La Corte Costituzionale si è recentemente pronunciata in merito all’equiparazione del convivente di fatto al familiare.

Secondo l’art. 1 comma 36 della legge 76/2016 (legge Cirinnà), per conviventi di fatto si intendono due persone maggiorenni unite stabilmente da legami affettivi di coppia e di reciproca assistenza morale e materiale.

La sentenza della Consulta n.148 del 25 luglio 2024 ha sancito la illegittimità costituzionale dell’art. 230 bis comma 3 c.c. rubricato “Impresa famigliare” nella parte in cui non include come familiare – oltre al coniuge, ai parenti entro il terzo grado e agli affini entro il secondo – anche il convivente di fatto (Conviventi di fatto: riflessi giuridici della convivenza.).

Di conseguenza, anche l’art. 230 ter c.c. rubricato “Diritti del convivente” sarà illegittimo nella parte in cui  riconosce al convivente di fatto una tutela più ridotta rispetto a quella del familiare che presta la propria opera all’interno dell’impresa.
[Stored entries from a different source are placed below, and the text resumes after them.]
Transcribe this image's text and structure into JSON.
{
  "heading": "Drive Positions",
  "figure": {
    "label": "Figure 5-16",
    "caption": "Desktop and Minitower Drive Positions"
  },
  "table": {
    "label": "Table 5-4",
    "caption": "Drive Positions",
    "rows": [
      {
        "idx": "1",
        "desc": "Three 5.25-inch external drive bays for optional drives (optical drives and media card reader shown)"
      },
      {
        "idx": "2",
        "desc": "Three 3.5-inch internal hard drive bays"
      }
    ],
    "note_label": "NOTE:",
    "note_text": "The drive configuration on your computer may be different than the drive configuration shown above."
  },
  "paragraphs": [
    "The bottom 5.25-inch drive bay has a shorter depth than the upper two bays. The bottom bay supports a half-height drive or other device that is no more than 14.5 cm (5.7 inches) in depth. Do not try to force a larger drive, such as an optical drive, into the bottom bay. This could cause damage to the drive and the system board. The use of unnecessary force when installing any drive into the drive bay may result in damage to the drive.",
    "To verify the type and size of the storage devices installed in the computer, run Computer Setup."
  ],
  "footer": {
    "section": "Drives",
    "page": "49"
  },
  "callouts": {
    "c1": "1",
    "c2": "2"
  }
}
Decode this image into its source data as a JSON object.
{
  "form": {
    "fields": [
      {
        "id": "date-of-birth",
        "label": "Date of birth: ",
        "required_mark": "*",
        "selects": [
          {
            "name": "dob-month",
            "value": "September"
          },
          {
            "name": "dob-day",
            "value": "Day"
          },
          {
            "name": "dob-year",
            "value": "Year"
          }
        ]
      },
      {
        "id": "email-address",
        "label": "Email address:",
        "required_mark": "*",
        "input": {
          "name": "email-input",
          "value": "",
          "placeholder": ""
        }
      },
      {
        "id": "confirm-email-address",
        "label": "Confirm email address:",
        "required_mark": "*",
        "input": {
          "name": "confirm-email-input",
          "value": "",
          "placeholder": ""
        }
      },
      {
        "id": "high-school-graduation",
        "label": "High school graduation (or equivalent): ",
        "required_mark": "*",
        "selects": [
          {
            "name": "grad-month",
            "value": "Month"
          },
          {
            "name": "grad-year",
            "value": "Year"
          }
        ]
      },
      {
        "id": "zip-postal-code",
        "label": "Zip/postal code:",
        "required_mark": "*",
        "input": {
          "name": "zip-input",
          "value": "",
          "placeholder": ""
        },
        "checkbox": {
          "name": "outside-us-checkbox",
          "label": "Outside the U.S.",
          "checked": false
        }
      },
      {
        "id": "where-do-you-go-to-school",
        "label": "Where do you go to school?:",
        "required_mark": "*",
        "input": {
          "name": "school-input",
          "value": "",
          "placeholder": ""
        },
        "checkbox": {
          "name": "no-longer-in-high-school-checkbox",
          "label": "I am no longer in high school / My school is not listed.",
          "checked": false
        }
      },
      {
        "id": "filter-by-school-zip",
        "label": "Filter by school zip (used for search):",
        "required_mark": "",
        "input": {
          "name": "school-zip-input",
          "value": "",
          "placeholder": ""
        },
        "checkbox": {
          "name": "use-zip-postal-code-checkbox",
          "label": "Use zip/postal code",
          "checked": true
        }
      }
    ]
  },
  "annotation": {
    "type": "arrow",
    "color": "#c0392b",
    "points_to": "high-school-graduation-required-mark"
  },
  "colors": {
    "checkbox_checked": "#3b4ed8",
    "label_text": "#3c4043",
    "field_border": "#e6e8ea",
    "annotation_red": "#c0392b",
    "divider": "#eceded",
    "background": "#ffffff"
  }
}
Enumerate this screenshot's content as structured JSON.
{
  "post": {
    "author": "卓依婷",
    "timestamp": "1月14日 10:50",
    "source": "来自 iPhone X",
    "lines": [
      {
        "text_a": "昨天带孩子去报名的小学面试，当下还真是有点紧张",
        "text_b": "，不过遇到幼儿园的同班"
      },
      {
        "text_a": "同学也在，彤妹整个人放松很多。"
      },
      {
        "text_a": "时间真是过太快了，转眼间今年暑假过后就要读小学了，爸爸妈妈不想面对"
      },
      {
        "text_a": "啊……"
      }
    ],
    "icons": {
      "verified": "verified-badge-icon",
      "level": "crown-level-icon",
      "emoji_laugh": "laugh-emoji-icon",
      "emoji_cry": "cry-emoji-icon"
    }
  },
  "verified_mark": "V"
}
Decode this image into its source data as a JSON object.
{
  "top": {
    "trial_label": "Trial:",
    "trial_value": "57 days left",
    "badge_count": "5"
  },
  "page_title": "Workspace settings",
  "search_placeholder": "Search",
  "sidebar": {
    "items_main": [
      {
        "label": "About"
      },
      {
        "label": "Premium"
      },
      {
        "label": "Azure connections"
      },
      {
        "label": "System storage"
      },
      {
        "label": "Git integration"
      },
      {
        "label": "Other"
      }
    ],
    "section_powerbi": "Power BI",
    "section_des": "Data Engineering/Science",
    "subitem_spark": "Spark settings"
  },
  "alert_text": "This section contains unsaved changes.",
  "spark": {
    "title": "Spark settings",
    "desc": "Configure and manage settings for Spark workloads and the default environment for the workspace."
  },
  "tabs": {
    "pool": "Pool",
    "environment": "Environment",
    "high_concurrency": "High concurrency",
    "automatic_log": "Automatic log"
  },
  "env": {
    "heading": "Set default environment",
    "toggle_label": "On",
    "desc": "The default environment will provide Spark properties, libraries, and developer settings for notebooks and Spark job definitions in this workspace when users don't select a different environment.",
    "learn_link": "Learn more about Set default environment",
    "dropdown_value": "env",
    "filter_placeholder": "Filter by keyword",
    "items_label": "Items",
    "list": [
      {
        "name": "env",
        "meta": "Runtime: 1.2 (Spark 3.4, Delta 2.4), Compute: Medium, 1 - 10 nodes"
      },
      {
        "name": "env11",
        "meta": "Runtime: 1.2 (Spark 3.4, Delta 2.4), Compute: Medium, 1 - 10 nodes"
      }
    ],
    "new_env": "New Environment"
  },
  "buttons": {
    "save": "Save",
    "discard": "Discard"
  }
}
La pronuncia nasce da una questione sollevata dalle Sezioni Unite della Cassazione che avevano evidenziato come, nella disciplina della impresa familiare, non fosse compreso il convivente ma solo il coniuge, i parenti entro il terzo grado e agli affini entro il secondo, andando così a determinare una ingiusta disparità di trattamento nella tutela del convivente che presta il proprio lavoro presso l’impresa di famiglia (La misura cautelare del Tribunale per la vittima di violenza familiare).

La Corte costituzionale ha accolto le questioni rilevando il mutamento della società sia a livello nazionale che europeo e pertanto riconoscendo piena dignità alla famiglia composta da conviventi di fatto, anche dal punto di vista lavorativo.

L’esclusione del convivente di fatto dall’impresa familiare è stata ritenuta irragionevole, evidenziando che la tutela lavorativa è cruciale per la dignità individuale e familiare. Il lavoro nell’impresa familiare richiede uguale protezione per entrambi i conviventi, inclusi diritti al mantenimento e partecipazione gestionale.

Rimangono comunque le differenze tra convivenza di fatto e matrimonio, ma in tema di tutela dei diritti fondamentali, lo Stato riconosce uguaglianza dei diritti.